Pourquoi alors s'inquiéter ? Tout simplement parce que, dans les conditions actuelles, je ne parviens pas à atteindre les deux autres objectifs.

Nous devons aider les élèves à acquérir une plus grande autonomie intellectuelle, indispensable pour leurs futures études. Or, c'est difficilement compatible avec une forme de gavage de connaissances auquel nous devons recourir. Je suis assez mal à l'aise quand, dans l'étude sur la mobilité sociale, j'éclaire les élèves sur la tendance à l'inertie sociale, et que finalement, faute de temps, notre enseignement corrige peu les écarts initiaux et familiaux de situation.

Enfin, nous contribuons à former (ou faut-il dire à informer ?) le citoyen. Cela demande du temps pour réfléchir et argumenter. L'urgence nous conduit à s'éloigner de cet objectif, ce qui est source de frustration pour nous mais aussi pour les élèves.

Commencer par le diagnostic ?

Logiquement cette proposition ne fera pas l'unanimité. Il est vrai aussi que me reviennent en tête les paroles d'un collègue expérimenté. Mettez trois profs de SES dans une pièce pour discuter d'un sujet concernant leur discipline, il en sortira quatre opinions. Soit, mais cela ne doit pas empêcher d'avancer. On peut arguer qu'avant de s'engager dans cette voie il faudrait faire un audit sérieux. Il semblerait qu'on aille (timidement ?) dans cette direction avec l'effort demandé aux correcteurs du bac de repérer quelques savoirs ou savoir-faire acquis ou pas. Démarche qui mettra du temps, me semble-t-il, à produire des effets. J'aimerais mieux qu'on puisse tester, ne serait-ce qu'en septembre, ce que les nouveaux bacheliers ES ont retenu et maîtrisé de notre cours3. Je suis certain que ces résultats devraient nous inciter à la modestie et à nous décider de faire, enfin, moins mais mieux.

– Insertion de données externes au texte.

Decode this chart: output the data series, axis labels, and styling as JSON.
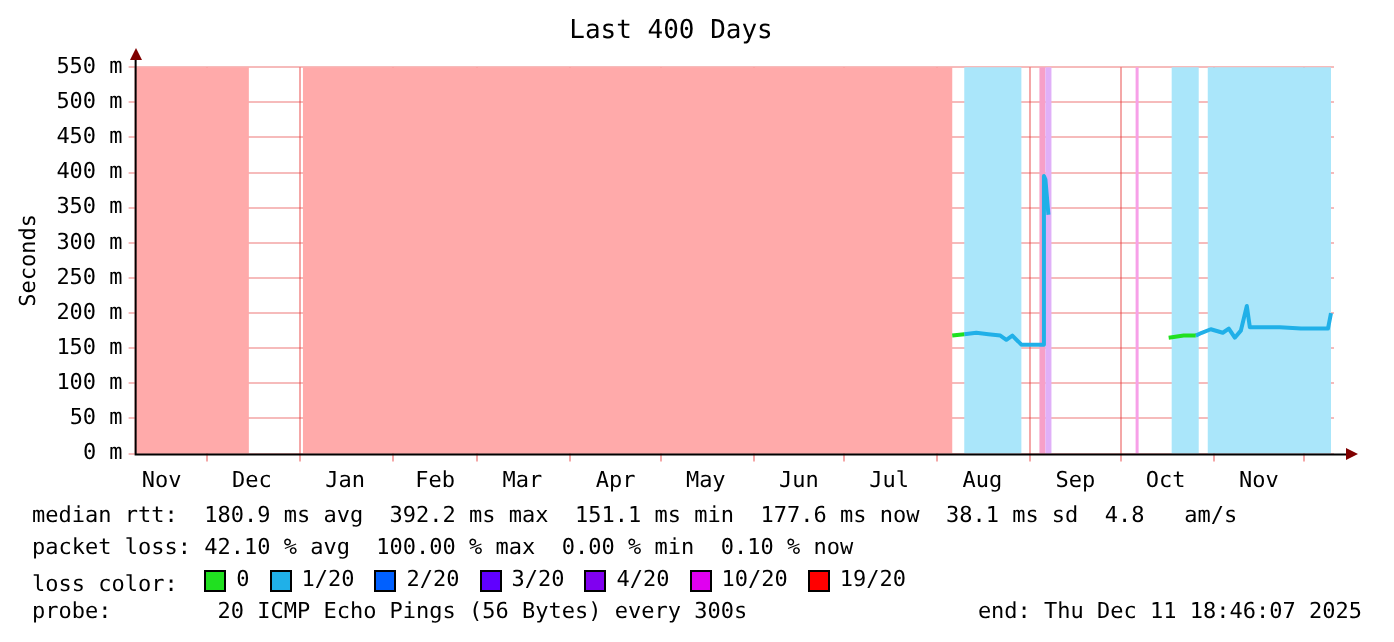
{
  "chart_data": {
    "type": "line",
    "title": "Last 400 Days",
    "ylabel": "Seconds",
    "xlim": [
      "2024-11-07",
      "2025-12-11"
    ],
    "xticks": [
      {
        "value": "2024-11-16",
        "label": "Nov"
      },
      {
        "value": "2024-12-01",
        "label": null
      },
      {
        "value": "2024-12-16",
        "label": "Dec"
      },
      {
        "value": "2025-01-01",
        "label": null
      },
      {
        "value": "2025-01-16",
        "label": "Jan"
      },
      {
        "value": "2025-02-01",
        "label": null
      },
      {
        "value": "2025-02-15",
        "label": "Feb"
      },
      {
        "value": "2025-03-01",
        "label": null
      },
      {
        "value": "2025-03-16",
        "label": "Mar"
      },
      {
        "value": "2025-04-01",
        "label": null
      },
      {
        "value": "2025-04-16",
        "label": "Apr"
      },
      {
        "value": "2025-05-01",
        "label": null
      },
      {
        "value": "2025-05-16",
        "label": "May"
      },
      {
        "value": "2025-06-01",
        "label": null
      },
      {
        "value": "2025-06-16",
        "label": "Jun"
      },
      {
        "value": "2025-07-01",
        "label": null
      },
      {
        "value": "2025-07-16",
        "label": "Jul"
      },
      {
        "value": "2025-08-01",
        "label": null
      },
      {
        "value": "2025-08-16",
        "label": "Aug"
      },
      {
        "value": "2025-09-01",
        "label": null
      },
      {
        "value": "2025-09-16",
        "label": "Sep"
      },
      {
        "value": "2025-10-01",
        "label": null
      },
      {
        "value": "2025-10-16",
        "label": "Oct"
      },
      {
        "value": "2025-11-01",
        "label": null
      },
      {
        "value": "2025-11-16",
        "label": "Nov"
      },
      {
        "value": "2025-12-01",
        "label": null
      }
    ],
    "ylim": [
      0,
      550
    ],
    "yticks": [
      {
        "value": 0,
        "label": "0 m"
      },
      {
        "value": 50,
        "label": "50 m"
      },
      {
        "value": 100,
        "label": "100 m"
      },
      {
        "value": 150,
        "label": "150 m"
      },
      {
        "value": 200,
        "label": "200 m"
      },
      {
        "value": 250,
        "label": "250 m"
      },
      {
        "value": 300,
        "label": "300 m"
      },
      {
        "value": 350,
        "label": "350 m"
      },
      {
        "value": 400,
        "label": "400 m"
      },
      {
        "value": 450,
        "label": "450 m"
      },
      {
        "value": 500,
        "label": "500 m"
      },
      {
        "value": 550,
        "label": "550 m"
      }
    ],
    "grid": true,
    "marker": "none",
    "line_style": "solid",
    "legend": "bottom",
    "legend_title": "loss color:",
    "series": [
      {
        "name": "0",
        "color": "#20e020",
        "x": [
          "2025-08-06",
          "2025-08-10"
        ],
        "values": [
          168,
          170
        ]
      },
      {
        "color": "#20e020",
        "x": [
          "2025-10-17",
          "2025-10-22",
          "2025-10-26"
        ],
        "values": [
          165,
          168,
          168
        ]
      },
      {
        "name": "1/20",
        "color": "#20b0e8",
        "x": [
          "2025-08-10",
          "2025-08-14",
          "2025-08-18",
          "2025-08-22",
          "2025-08-24",
          "2025-08-26",
          "2025-08-29",
          "2025-09-05",
          "2025-09-05T12:00",
          "2025-09-06",
          "2025-09-07",
          "2025-10-07",
          "2025-10-26",
          "2025-10-28",
          "2025-10-31",
          "2025-11-04",
          "2025-11-06",
          "2025-11-08",
          "2025-11-10",
          "2025-11-12",
          "2025-11-13",
          "2025-11-23",
          "2025-11-30",
          "2025-12-06",
          "2025-12-09",
          "2025-12-10"
        ],
        "values": [
          170,
          172,
          170,
          168,
          162,
          168,
          155,
          155,
          395,
          390,
          340,
          null,
          168,
          172,
          177,
          172,
          178,
          165,
          175,
          210,
          180,
          180,
          178,
          178,
          178,
          200
        ]
      },
      {
        "name": "2/20",
        "color": "#0060ff"
      },
      {
        "name": "3/20",
        "color": "#6000ff"
      },
      {
        "name": "4/20",
        "color": "#8000f0"
      },
      {
        "name": "10/20",
        "color": "#e000f0"
      },
      {
        "name": "19/20",
        "color": "#ff0000"
      }
    ],
    "bands": [
      {
        "axis": "x",
        "from": "2024-11-07",
        "to": "2024-12-15",
        "color": "#ffaaaa"
      },
      {
        "axis": "x",
        "from": "2025-01-02",
        "to": "2025-08-06",
        "color": "#ffaaaa"
      },
      {
        "axis": "x",
        "from": "2025-08-10",
        "to": "2025-08-29",
        "color": "#aae6fa"
      },
      {
        "axis": "x",
        "from": "2025-09-04",
        "to": "2025-09-06",
        "color": "#f7a0c8"
      },
      {
        "axis": "x",
        "from": "2025-09-06",
        "to": "2025-09-08",
        "color": "#e0b0f8"
      },
      {
        "axis": "x",
        "from": "2025-10-06",
        "to": "2025-10-07",
        "color": "#f7a0e8"
      },
      {
        "axis": "x",
        "from": "2025-10-18",
        "to": "2025-10-27",
        "color": "#aae6fa"
      },
      {
        "axis": "x",
        "from": "2025-10-30",
        "to": "2025-12-10",
        "color": "#aae6fa"
      }
    ],
    "annotations": [
      "median rtt:  180.9 ms avg  392.2 ms max  151.1 ms min  177.6 ms now  38.1 ms sd  4.8   am/s",
      "packet loss: 42.10 % avg  100.00 % max  0.00 % min  0.10 % now",
      "probe:        20 ICMP Echo Pings (56 Bytes) every 300s",
      "end: Thu Dec 11 18:46:07 2025"
    ]
  }
}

(1) Même si dans un premier temps par réflexe protecteur, on dit qu'on a réussi à le boucler. En discutant, on convient qu'il a fallu "faire des choix", "accélérer" et que, donc, au total ce serait mieux s'il était moins lourd.

(2) On ne peut en imputer la responsabilité aux seuls professeurs. Il faut aussi tenir compte des contraintes institutionnelles et des rapports de force entre économistes et sociologues qui peuvent exister lors des travaux des groupes chargés des propositions, etc.

(3) J'ai conscience que cette enquête ne serait pas simple à mener. Il faudrait des élèves volontaires s'engageant à jouer le jeu. Il serait logique qu'ils s'engagent également à revoir quelques points du programme, car un test sans rafraîchir la mémoire ne serait pas très significatif ; sans parler de la question du financement, etc.